Grandmothered plans do not fully comply with all of the required provisions of the ACA; however, the federal government has issued several extensions allowing these plans to continue to exist. In a recent announcement, the Centers for Medicare & Medicaid Services (CMS) indicated grandmothered plans may continue to exist until they announce that these plans must comply with all relevant ACA provisions.

It should be noted that the continued extension of grandmothered plans is not a requirement. Each state has the right to determine if grandmothered plans may continue to exist, and if a state does grant the extension, each health insurance carrier operating in that state can determine if they will continue to offer grandmothered plans.
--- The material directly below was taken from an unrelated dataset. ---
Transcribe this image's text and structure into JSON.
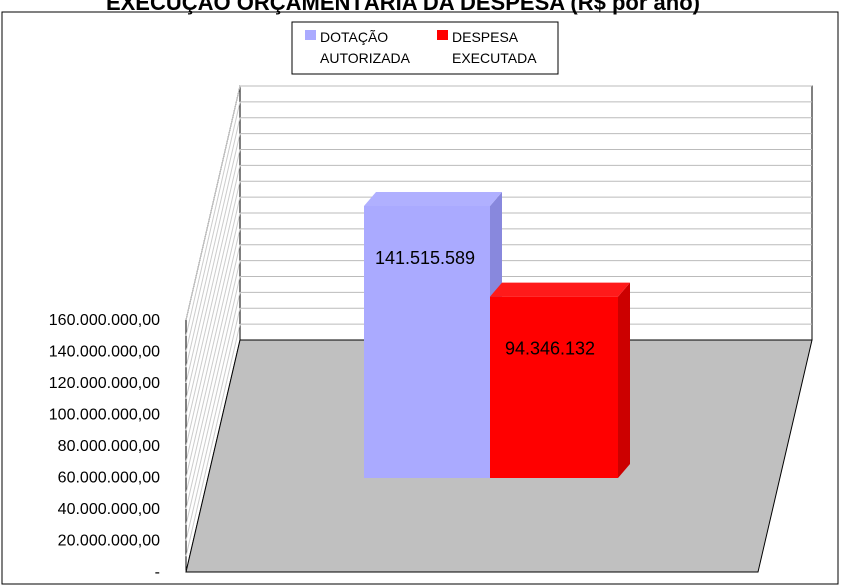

Some states and health insurance carriers have discontinued grandmothered plans in prior years.

Some of the ACA rules that grandmothered plans are exempt from include the premium rating rules, guaranteed availability and renewability of coverage, and the requirement to cover all essential health benefits. Unless or until CMS announces that grandmothered plans must comply with these requirements, grandmothered plans will have an exemption from these provisions. Grandmothered plans will cease to exist if CMS ever discontinues their extension of availability.

Grandfathered plans, on the other hand, can continue to exist permanently. Grandfathered plans are the name used to describe health insurance plans that were in force on or before March 23, 2010. Grandfathered plans are subject to limited changes that can be made each year to the plan design (such as minor cost-sharing changes). Due to the limited changes that can be made to a grandfathered plan, fewer and fewer of them exist each year. Grandfathered plans are exempt from certain ACA provisions, such as the requirement to cover preventive care without any cost-sharing, expanded appeals processes, and external reviews.